Les lycéens sont donc amenés à le porter de 8h à 18h dans l’établissement selon leur emploi du temps, plus dans le temps des transports scolaires ou dans les bus de ville, soit sur une amplitude de 11 à 12h par jour, quatre jours et demi par semaine. Ils peuvent toutefois l’ôter pendant la pause déjeuner car on n’a pas trouvé le moyen de les faire manger avec un masque ni de les priver d’alimentation. Or, depuis trois semaines nous faisons cours avec cet accessoire qui n’est pas « un vêtement comme un autre », pour reprendre une citation du ministre.
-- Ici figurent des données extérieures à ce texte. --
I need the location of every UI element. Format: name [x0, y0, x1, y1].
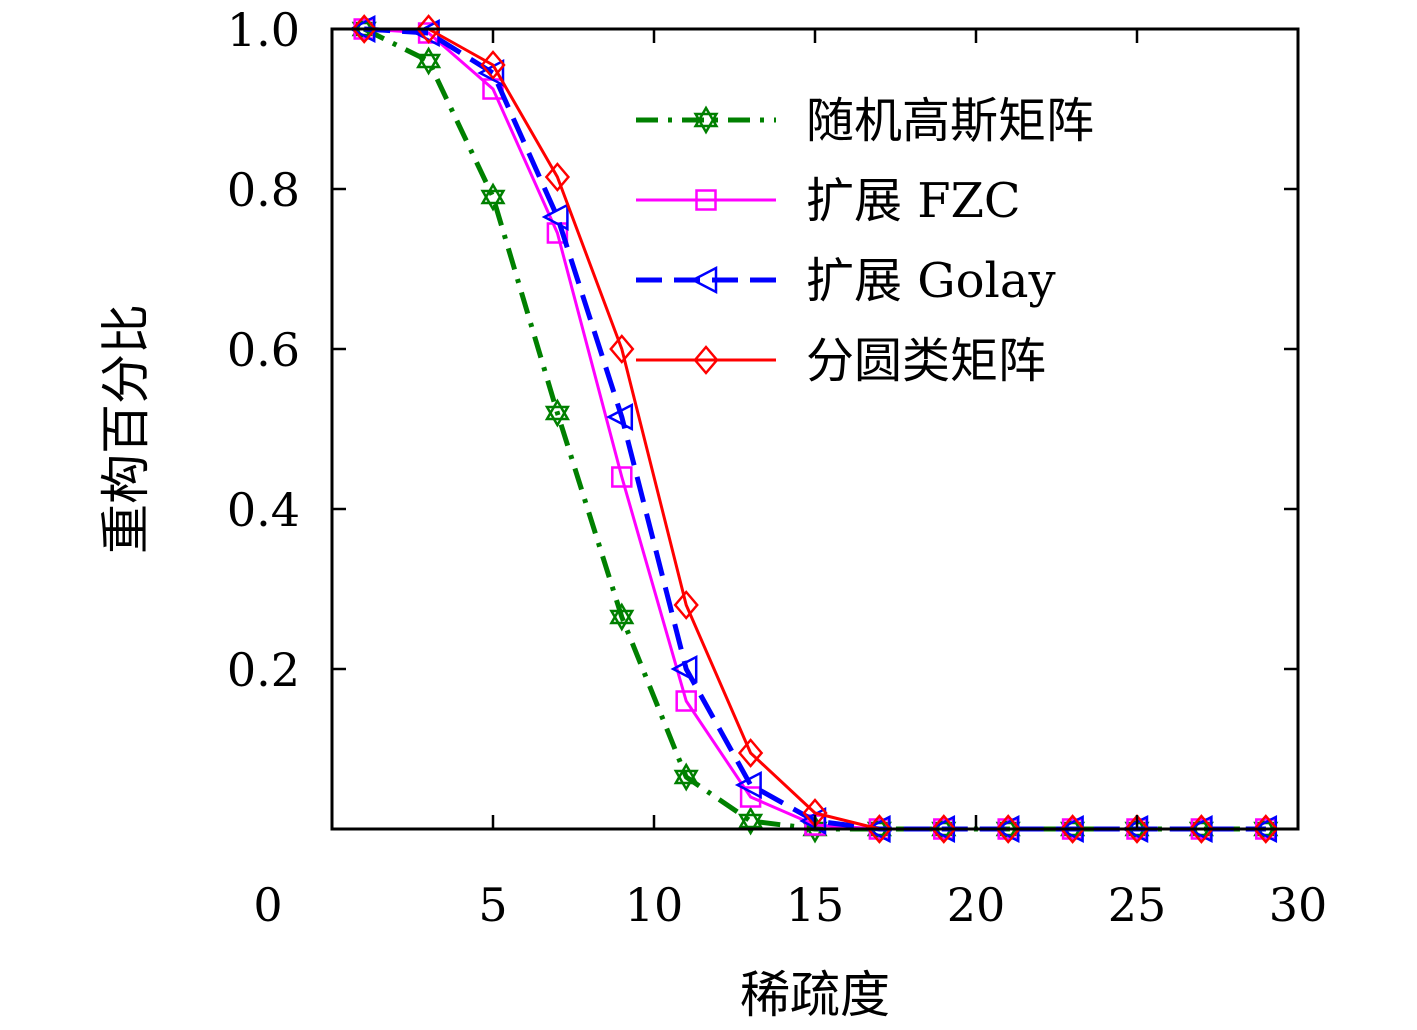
- series-4-point-12: [1059, 814, 1086, 844]
- legend-swatch-marker: [690, 265, 718, 295]
- series-3-point-7: [734, 770, 762, 800]
- series-1-point-5-down: [609, 609, 635, 632]
- legend-label: 分圆类矩阵: [806, 333, 1046, 389]
- series-1-point-6: [673, 762, 699, 792]
- series-4-point-2: [415, 14, 442, 44]
- legend-item-1: 随机高斯矩阵: [636, 93, 1094, 149]
- plot-frame: [330, 27, 1300, 831]
- series-4-point-15: [1253, 814, 1279, 844]
- series-3-point-5: [606, 402, 634, 432]
- series-1-point-3-up: [480, 182, 506, 205]
- legend-label: 扩展 Golay: [806, 253, 1056, 309]
- series-4-point-4: [544, 162, 571, 192]
- series-1-point-3: [480, 182, 506, 212]
- legend-item-4: 分圆类矩阵: [636, 333, 1046, 389]
- series-1-point-4-down: [544, 405, 570, 428]
- series-4-point-14: [1188, 814, 1215, 844]
- series-2-point-5: [611, 466, 633, 488]
- series-4-line: [364, 27, 1266, 831]
- series-1-point-7-up: [738, 806, 764, 829]
- series-1-point-7: [738, 806, 764, 836]
- series-4-point-7: [737, 738, 764, 768]
- series-1-point-7-down: [738, 813, 764, 836]
- legend-swatch-marker-up: [693, 105, 719, 128]
- series-4-point-5: [609, 334, 635, 364]
- series-3-point-4: [541, 202, 569, 232]
- legend-swatch-marker: [693, 105, 719, 135]
- series-1-point-2: [416, 46, 442, 76]
- x-tick-label: 25: [1108, 878, 1167, 932]
- legend-item-2: 扩展 FZC: [636, 173, 1021, 229]
- x-tick-label: 20: [947, 878, 1006, 932]
- y-tick-label: 0.6: [227, 323, 300, 377]
- series-1-point-5: [609, 602, 635, 632]
- legend-swatch-marker: [695, 189, 717, 211]
- x-tick-label: 15: [786, 878, 845, 932]
- y-tick-label: 0.2: [227, 643, 300, 697]
- x-tick-label: 10: [625, 878, 684, 932]
- series-2-line: [364, 27, 1266, 831]
- y-tick-label: 0.4: [227, 483, 300, 537]
- ticks-layer: 0 5 10 15 20 25 30 0.2 0.4 0.6 0.8 1.0: [227, 3, 1327, 932]
- x-tick-label: 30: [1269, 878, 1328, 932]
- series-1-point-2-up: [416, 46, 442, 69]
- series-4-point-6: [673, 590, 699, 620]
- series-1-point-4-up: [544, 398, 570, 421]
- series-1-point-5-up: [609, 602, 635, 625]
- y-tick-label: 0.8: [227, 163, 300, 217]
- y-tick-label: 1.0: [227, 3, 300, 57]
- series-4-point-1: [351, 14, 377, 44]
- series-1-point-6-down: [673, 769, 699, 792]
- series-4-point-13: [1124, 814, 1150, 844]
- series-3-point-8: [799, 806, 827, 836]
- x-tick-label: 0: [253, 878, 282, 932]
- x-axis-label: 稀疏度: [740, 966, 890, 1024]
- series-1-line: [363, 26, 1266, 832]
- series-4-point-10: [931, 814, 957, 844]
- legend-swatch-marker: [693, 345, 719, 375]
- series-4-point-3: [480, 50, 506, 80]
- series-1-point-4: [544, 398, 570, 428]
- legend-swatch-marker-down: [693, 112, 719, 135]
- series-3-point-3: [477, 58, 505, 88]
- series-1-point-6-up: [673, 762, 699, 785]
- legend-label: 扩展 FZC: [806, 173, 1021, 229]
- series-4-point-11: [995, 814, 1021, 844]
- legend-label: 随机高斯矩阵: [806, 93, 1094, 149]
- series-3-line: [364, 26, 1266, 832]
- series-1-point-2-down: [416, 53, 442, 76]
- series-3-point-6: [670, 654, 698, 684]
- series-2-point-6: [675, 690, 697, 712]
- legend-item-3: 扩展 Golay: [636, 253, 1056, 309]
- series-1-point-3-down: [480, 189, 506, 212]
- series-4-point-9: [866, 814, 893, 844]
- y-axis-label: 重构百分比: [97, 304, 155, 554]
- x-tick-label: 5: [478, 878, 507, 932]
Comment le vivent-ils ? Au niveau physiologique, ils le supportent difficilement pour la plupart d’après leurs témoignages. Ils respirent mal, ils ont envie de baisser le masque pour respirer. De surcroît, il a fait très chaud les trois premières semaines de septembre, et dans certaines salles de cours la température avoisinait les 30° : le manque d’air associé à la chaleur rend vraiment les conditions de travail très fatigantes. Plusieurs se plaignent de maux de tête, de fatigue et cela diminue leur concentration en cours. De plus, ceux qui osent prendre la parole sont obligés de forcer leur voix pour être audibles, d’autres préfèrent s’abstenir de participer. Certains jeunes avouent ne pas comprendre que dans tel lieu à telle heure, ils doivent le porter, alors que dans un autre lieu, à une autre heure, ils peuvent l’enlever.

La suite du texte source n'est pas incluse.